Dans bien des cas, l’hésitation qu’éprouvent encore certaines femmes à se lancer en politique s’explique parle fait qu’elles mettent en doute leurs compétences, qu’elles aient plus de difficulté à concilier vie familiale et vie politique, qu’elles craignent d’être jugées ou encore, que l’horaire de la machine municipale ne leur convient pas dans sa structure actuelle, comme les réunions en soirée, poursuit Mme Codsi. «Elles continuent de penser qu’elles ne sont pas à la hauteur, alors que souvent elles sont plus éduquées et plus formées que les hommes, parce qu’elles ont une sorte de manque de confiance en soi qui font qu’elles vont chercher deux fois plus de formation, elles font beaucoup plus de lectures, d’études, de préparation. Mais elles continuent à hésiter.» D’autant plus qu’avoir plus de candidatures féminines est une chose, mais encore faut-il qu’elles soient élues.

L’effet Plante

Selon Mme Cousineau et Mme Codsi, les femmes qui ont, dans les dernières années, occupé des rôles politiques importants dans tous les paliers ont inspiré d’autres femmes à suivre leurs traces.

Au niveau municipal, l’arrivée de Valérie Plante en 2017 à la tête de la plus grande ville du Québec qu’est Montréal a sans doute pavé une partie du chemin, croit Mme Cousineau. «Je crois que lorsqu’elle a brisé le plafond de verre de la Ville de Montréal, ç’a envoyé un signal fort.

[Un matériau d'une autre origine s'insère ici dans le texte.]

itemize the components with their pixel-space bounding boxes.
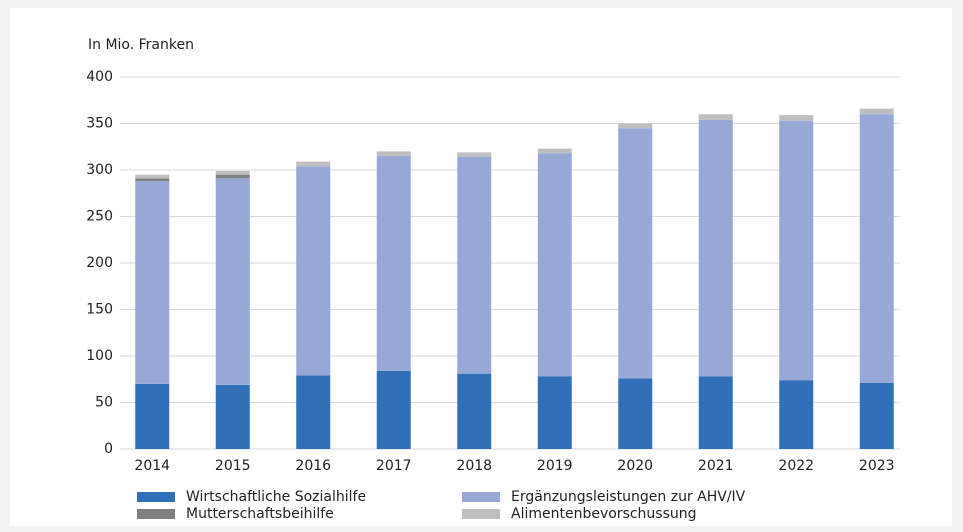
bar-segment (135, 383, 170, 449)
bar-segment (859, 114, 894, 383)
x-tick-label: 2022 (778, 458, 814, 474)
legend-swatch (462, 492, 500, 502)
bar-segment (618, 128, 653, 379)
legend-swatch (137, 492, 175, 502)
bar-segment (698, 376, 733, 449)
legend-swatch (462, 509, 500, 519)
y-tick-label: 200 (86, 255, 113, 271)
y-tick-label: 50 (95, 395, 113, 411)
bar-segment (537, 148, 572, 154)
bar-segment (457, 373, 492, 449)
bar-segment (135, 174, 170, 179)
bar-segment (215, 174, 250, 179)
y-axis-label: In Mio. Franken (88, 37, 194, 53)
bar-segment (698, 114, 733, 120)
bar-segment (698, 119, 733, 377)
bar-segment (618, 378, 653, 449)
y-tick-label: 350 (86, 116, 113, 132)
y-tick-label: 400 (86, 69, 113, 85)
bar-segment (296, 375, 331, 449)
bar-segment (457, 152, 492, 157)
bar-segment (457, 156, 492, 374)
bar-segment (135, 181, 170, 384)
bar-segment (135, 178, 170, 182)
bar-segment (296, 166, 331, 376)
y-tick-label: 150 (86, 302, 113, 318)
bar-segment (215, 384, 250, 449)
bar-segment (215, 178, 250, 385)
x-tick-label: 2016 (295, 458, 331, 474)
y-tick-label: 250 (86, 209, 113, 225)
x-tick-label: 2018 (456, 458, 492, 474)
x-tick-label: 2020 (617, 458, 653, 474)
y-tick-label: 300 (86, 162, 113, 178)
bar-segment (859, 382, 894, 449)
x-tick-label: 2023 (859, 458, 895, 474)
bar-segment (779, 120, 814, 381)
legend-swatch (137, 509, 175, 519)
bar-segment (376, 370, 411, 449)
x-tick-label: 2014 (134, 458, 170, 474)
legend-label: Alimentenbevorschussung (511, 506, 697, 522)
bar-segment (779, 115, 814, 121)
bar-segment (296, 161, 331, 167)
bar-segment (376, 156, 411, 371)
x-tick-label: 2015 (215, 458, 251, 474)
x-tick-label: 2019 (537, 458, 573, 474)
bar-segment (859, 108, 894, 115)
bar-segment (537, 153, 572, 377)
bar-segment (618, 123, 653, 129)
bar-segment (779, 380, 814, 449)
legend-label: Mutterschaftsbeihilfe (186, 506, 334, 522)
y-tick-label: 0 (104, 441, 113, 457)
bar-segment (376, 151, 411, 157)
bar-segment (215, 170, 250, 175)
x-tick-label: 2017 (376, 458, 412, 474)
legend-label: Ergänzungsleistungen zur AHV/IV (511, 489, 746, 505)
bar-segment (537, 376, 572, 449)
y-tick-label: 100 (86, 348, 113, 364)
legend-label: Wirtschaftliche Sozialhilfe (186, 489, 366, 505)
x-tick-label: 2021 (698, 458, 734, 474)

Et c’est pour ça qu’on voit d’autres grandes villes où les femmes se disent maintenant ‘’bien pourquoi pas moi‘’ et qu’elles y vont.»

D’ailleurs, les quatre plus grandes villes du Québec, soit Montréal, Québec, Laval et Gatineau, ont toutes la possibilité d’avoir une femme qui les gouverne dès le 7 novembre.

«Cette situation me rend tellement contente», s’est exclamé Caroline St-Hilaire, mairesse de Longueuil de 2009 à 2017 et maintenant analyste politique, entre autres. «Quand j’étais mairesse, j’étais la seule parmi les 10 grandes villes du Québec. Tant mieux si les femmes se présentent dans des postes [de conseillères], mais qu’en plus deviennent mairesses de grandes villes, c’est plus de rayonnement, plus de force. […] Ça devient un poids politique important. Tu peux changer les choses dans ta ville, mais tu peux aussi changer les choses au Québec. C’est porteur d’espoir.»

Maintenant, une des prochaines étapes à franchir est de voir cette représentativité féminine grandissante se transposer en candidates issues de la diversité, qui devraient être beaucoup plus présentes dans l’arène politique municipale, avancent Caroline Codsi et Isabelle Cousineau.

Mais qu’on trouve que les femmes ont fait un pas de géant, ou qu’on trouve qu’elles tirent malheureusement encore de l’arrière, le progrès est tout de même indéniable et il ne peut que se poursuivre.

«C’est un mouvement qui ne retournera tout simplement pas en arrière», conclut Mme Cousineau.